Coronaviruses belong to a family of RNA viruses first described in the 1960s. The name is derived from the Latin word for crown—corona. These viruses have a shared structural feature of a “crown” of proteins on their surface.
Is COVID-19 more serious than the flu or just more novel to us?
To date, the COVID-19 virus has a significantly higher mortality rate than seasonal influenza. However, because influenza spreads more efficiently at this time, the total number of deaths from seasonal influenza is significantly higher than that of COVID-19.
How is COVID-19 transmitted? What happens once a person is infected?
The most common route of transmission for coronaviruses is airborne via close personal contact with an infected individual such as coughing and sneezing. Direct contact with virus particles on inanimate objects has also been reported. Contamination via the fecal-oral route, such as from contaminated food or hand to mouth contact following improper handwashing, is rare but possible. Symptoms present between two and 14 days post-infection according to the Centers for Disease Control (CDC).

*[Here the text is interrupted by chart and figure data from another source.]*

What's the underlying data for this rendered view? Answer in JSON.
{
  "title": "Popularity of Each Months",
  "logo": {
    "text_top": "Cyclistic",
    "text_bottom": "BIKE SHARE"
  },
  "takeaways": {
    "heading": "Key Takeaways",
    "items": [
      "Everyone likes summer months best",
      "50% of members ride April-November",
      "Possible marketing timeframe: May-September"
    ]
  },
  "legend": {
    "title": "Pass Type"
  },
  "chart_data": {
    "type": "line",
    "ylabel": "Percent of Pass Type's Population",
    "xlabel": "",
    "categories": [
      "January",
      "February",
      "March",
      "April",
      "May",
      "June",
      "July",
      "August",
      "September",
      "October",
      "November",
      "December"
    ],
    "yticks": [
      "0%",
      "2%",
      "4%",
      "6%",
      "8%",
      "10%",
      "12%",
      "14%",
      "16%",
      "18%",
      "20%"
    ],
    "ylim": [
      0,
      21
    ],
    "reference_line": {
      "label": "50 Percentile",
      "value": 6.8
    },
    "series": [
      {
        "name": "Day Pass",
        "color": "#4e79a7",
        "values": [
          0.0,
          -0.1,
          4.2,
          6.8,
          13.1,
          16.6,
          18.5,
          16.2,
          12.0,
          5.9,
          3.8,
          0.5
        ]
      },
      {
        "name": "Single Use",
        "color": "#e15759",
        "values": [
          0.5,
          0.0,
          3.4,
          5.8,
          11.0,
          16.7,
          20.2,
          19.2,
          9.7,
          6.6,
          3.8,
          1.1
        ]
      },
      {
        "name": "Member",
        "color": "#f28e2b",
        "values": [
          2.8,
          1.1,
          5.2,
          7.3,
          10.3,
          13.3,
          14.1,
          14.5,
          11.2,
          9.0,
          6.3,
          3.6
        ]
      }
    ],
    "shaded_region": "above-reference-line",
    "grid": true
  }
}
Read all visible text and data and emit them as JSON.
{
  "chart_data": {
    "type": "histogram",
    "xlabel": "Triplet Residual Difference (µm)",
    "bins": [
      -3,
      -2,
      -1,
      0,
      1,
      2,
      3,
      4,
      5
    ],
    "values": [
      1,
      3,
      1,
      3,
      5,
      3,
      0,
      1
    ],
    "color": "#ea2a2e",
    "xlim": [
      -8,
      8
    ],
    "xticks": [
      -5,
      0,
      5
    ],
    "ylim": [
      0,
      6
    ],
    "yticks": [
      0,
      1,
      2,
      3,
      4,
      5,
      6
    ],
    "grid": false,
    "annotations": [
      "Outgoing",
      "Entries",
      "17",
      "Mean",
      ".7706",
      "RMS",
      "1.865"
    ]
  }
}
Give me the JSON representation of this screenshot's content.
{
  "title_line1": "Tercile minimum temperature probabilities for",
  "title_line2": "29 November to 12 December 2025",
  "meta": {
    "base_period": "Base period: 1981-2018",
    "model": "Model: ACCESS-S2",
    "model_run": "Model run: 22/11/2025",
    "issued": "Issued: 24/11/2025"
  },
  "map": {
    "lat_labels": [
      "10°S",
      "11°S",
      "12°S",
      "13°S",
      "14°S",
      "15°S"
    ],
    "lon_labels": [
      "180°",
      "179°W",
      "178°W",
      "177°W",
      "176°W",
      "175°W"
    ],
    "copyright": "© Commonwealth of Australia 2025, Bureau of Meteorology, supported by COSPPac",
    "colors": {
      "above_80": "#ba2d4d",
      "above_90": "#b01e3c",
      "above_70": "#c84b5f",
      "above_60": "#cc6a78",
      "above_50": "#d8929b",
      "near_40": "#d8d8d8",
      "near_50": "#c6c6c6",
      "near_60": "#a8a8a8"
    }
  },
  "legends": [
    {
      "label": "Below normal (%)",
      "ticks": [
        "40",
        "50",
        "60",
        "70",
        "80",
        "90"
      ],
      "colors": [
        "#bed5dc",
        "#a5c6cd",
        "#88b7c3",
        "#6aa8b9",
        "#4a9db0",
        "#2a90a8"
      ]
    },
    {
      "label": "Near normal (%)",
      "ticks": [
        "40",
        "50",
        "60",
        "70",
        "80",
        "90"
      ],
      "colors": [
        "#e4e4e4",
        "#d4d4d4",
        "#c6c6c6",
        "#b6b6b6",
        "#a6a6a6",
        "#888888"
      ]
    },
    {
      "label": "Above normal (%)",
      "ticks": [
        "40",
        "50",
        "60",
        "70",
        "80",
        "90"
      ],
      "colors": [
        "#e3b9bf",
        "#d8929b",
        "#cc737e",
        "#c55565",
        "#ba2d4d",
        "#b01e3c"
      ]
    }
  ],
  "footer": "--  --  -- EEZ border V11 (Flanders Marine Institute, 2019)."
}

What are the primary symptoms of COVID-19?
In most cases, symptoms remain mild and include fever, cough, and shortness of breath. However, there is potential for more serious symptoms such as pneumonia and acute respiratory distress syndrome, both of which may lead to death.
Can this outbreak be compared to other outbreaks such as SARS, H1N1, or MERS? How so? What makes it different?
COVID-19, SARS, and MERS are all coronaviruses that began by circulating among animals and then acquired one or more mutations that enabled them to “jump” to humans. SARS and MERS proved to be highly lethal when they “jumped,” but they never adapted well for person-to-person transmission, so they did not lead to a high number of total cases.
COVID-19 is genetically very similar to SARS, which broke out in 2002 and 2003. The mortality rate of SARS was significantly higher, around 10 percent, but SARS did not infect as many people as COVID-19 has. Because of that, the total number of deaths from the COVID-19 infection has already surpassed that of SARS. The same is true when COVID-19 is compared to the highly lethal MERS coronavirus, which has killed approximately 34 percent of its victims since it was first discovered in 2012, but spreads much less efficiently than COVID-19.
COVID-19, while less lethal than SARS and MERS, has mutated in a way that allows for better person-to-person spread, leading to the high number of cases that have been reported in just over two months. For example, SARS topped out at just over 8,000 cases in the 2003 outbreak. According to the CDC, there are already more than 81,000 confirmed COVID-19 cases worldwide.
H1N1 Swine Flu had a lower mortality rate than seasonal flu, but it spread so efficiently that a very large number of deaths were still attributed to the outbreak.
What do people need to look for as the outbreak continues to develop? Is it wise to stay abreast of media coverage or are there better outlets for getting information?
With the rate at which COVID-19 is spreading and the confirmation of positive cases in 37 countries at the time of this writing, there are certainly concerns about the potential for a pandemic, though one has not officially been declared by the World Health Organization (WHO).
Based on the fact that in recent days the number of new cases being reported outside of China is higher than the number of new cases being reported in China, it is worthwhile to track the spread of COVID-19. In addition to following local and national news reports, daily updates are provided on the WHO and CDC websites.
How can people protect themselves against COVID-19?
The CDC recommends a number of measures to minimize risk of COVID-19 infection. These include a Level Three Warning to avoid non-essential travel to China, Italy, South Korea, and Iran (as of 3/2/2020). In addition to these travel recommendations, the CDC offers recommendations for prevention and treatment of COVID-19.